Sur les frais irrépétibles et les dépens
Aux termes de l’article 700 du code de procédure civile, le juge condamne la partie tenue aux dépens, ou,
à défaut, la partie perdante, à payer à l’autre partie la somme qu’il détermine, au titre des frais exposés
et non compris dans les dépens ; dans tous les cas, le juge tient compte de l’équité et de la situation
économique de la partie condamnée.
M. [C] [V], qui succombe à la cause, sera condamnée aux dépens de la présente instance,
conformément à l’article 696 du code de procédure civile.
Il sera également condamné à payer la somme de 50€ au titre de l’article 700 du code de procédure civile.
Selon l’article 514 du code de procédure civile, les décisions de première instance sont de droit
exécutoires à titre provisoire à moins que la loi ou la décision rendue n’en dispose autrement.
Toutefois, selon l’article 514-1 du même code, le juge peut écarter l’exécution provisoire de droit, en tout
ou partie, s’il estime qu’elle est incompatible avec la nature de l’affaire.
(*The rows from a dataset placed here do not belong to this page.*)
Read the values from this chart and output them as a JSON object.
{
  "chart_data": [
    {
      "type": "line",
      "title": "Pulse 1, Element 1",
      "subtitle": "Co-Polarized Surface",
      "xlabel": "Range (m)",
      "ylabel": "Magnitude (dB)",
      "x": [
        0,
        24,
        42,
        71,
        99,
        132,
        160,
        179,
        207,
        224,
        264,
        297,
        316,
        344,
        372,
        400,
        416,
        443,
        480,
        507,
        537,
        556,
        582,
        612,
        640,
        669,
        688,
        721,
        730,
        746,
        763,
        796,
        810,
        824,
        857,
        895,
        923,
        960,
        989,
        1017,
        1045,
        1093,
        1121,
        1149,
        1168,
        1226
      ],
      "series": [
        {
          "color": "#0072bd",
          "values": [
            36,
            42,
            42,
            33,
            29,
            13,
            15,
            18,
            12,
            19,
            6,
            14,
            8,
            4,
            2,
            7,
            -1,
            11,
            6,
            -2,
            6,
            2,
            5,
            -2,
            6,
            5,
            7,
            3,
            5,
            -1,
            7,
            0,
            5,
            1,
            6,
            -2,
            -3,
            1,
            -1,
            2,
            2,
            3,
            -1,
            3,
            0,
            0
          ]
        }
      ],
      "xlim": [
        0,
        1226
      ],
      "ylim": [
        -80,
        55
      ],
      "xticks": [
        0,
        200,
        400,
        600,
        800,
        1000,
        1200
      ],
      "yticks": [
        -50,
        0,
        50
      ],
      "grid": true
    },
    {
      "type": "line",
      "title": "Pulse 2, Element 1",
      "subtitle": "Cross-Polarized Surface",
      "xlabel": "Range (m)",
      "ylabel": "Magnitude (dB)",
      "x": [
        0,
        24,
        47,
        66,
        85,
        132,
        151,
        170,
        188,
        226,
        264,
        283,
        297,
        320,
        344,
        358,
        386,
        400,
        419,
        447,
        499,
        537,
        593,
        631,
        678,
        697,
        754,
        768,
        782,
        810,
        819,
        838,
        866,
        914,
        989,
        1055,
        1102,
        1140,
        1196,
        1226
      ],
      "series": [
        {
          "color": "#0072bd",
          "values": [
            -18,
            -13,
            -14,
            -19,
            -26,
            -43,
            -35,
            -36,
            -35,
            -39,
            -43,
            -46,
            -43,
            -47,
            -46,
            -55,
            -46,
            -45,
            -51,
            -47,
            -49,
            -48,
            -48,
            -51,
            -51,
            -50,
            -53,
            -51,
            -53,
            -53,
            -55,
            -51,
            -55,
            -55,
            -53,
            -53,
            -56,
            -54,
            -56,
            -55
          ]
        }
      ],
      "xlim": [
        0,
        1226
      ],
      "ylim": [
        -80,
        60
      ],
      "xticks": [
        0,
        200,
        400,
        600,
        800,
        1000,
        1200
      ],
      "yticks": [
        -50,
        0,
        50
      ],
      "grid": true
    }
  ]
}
Il statue, d’office ou à la demande
d’une partie, par décision spécialement motivée.
En l’espèce, il n’y a pas lieu d’écarter l’exécution provisoire de la présente décision.
PAR CES MOTIFS,
Le Juge des Contentieux de la Protection, statuant après débats en audience publique, par
jugement mis à disposition au greffe, rendu par défaut et en dernier ressort,
CONDAMNE M. [C] [V] à payer à l’établissement [N] la somme de 1 572,62 € (millecinq cent soixante-douze euros et soixante-deux centimes) au titre de la dette locative arrêtée au jour del’assignation, correspondant à l’arriéré locatif et aux réparations locatives, avec intérêts au taux légal àcompter de l’assignation du 12 juin 2024,
CONDAMNE M. [C] [V] à payer à l’établissement [N] la somme de 118,60 € (cent dix-huit euros et soixante centimes) correspondant à la moitié du coût du procès-verbal de constat d’état deslieux de sortie dressé par huissier de justice le 14 septembre 2021,
DIT n’y avoir lieu d’écarter l’exécution provisoire de droit de la présente décision,
CONDAMNE M. [C] [V] à payer à l’établissement [N] la somme de 50€ au titre de l’article 700 du code de procédure civile,
CONDAMNE M. [C] [V] aux dépens, comprenant notamment le coût de l’assignation du 12 juin 2024.
Ainsi jugé et prononcé par mise à disposition au greffe le 6 février 2025, et signé par la juge et la greffière susnommées.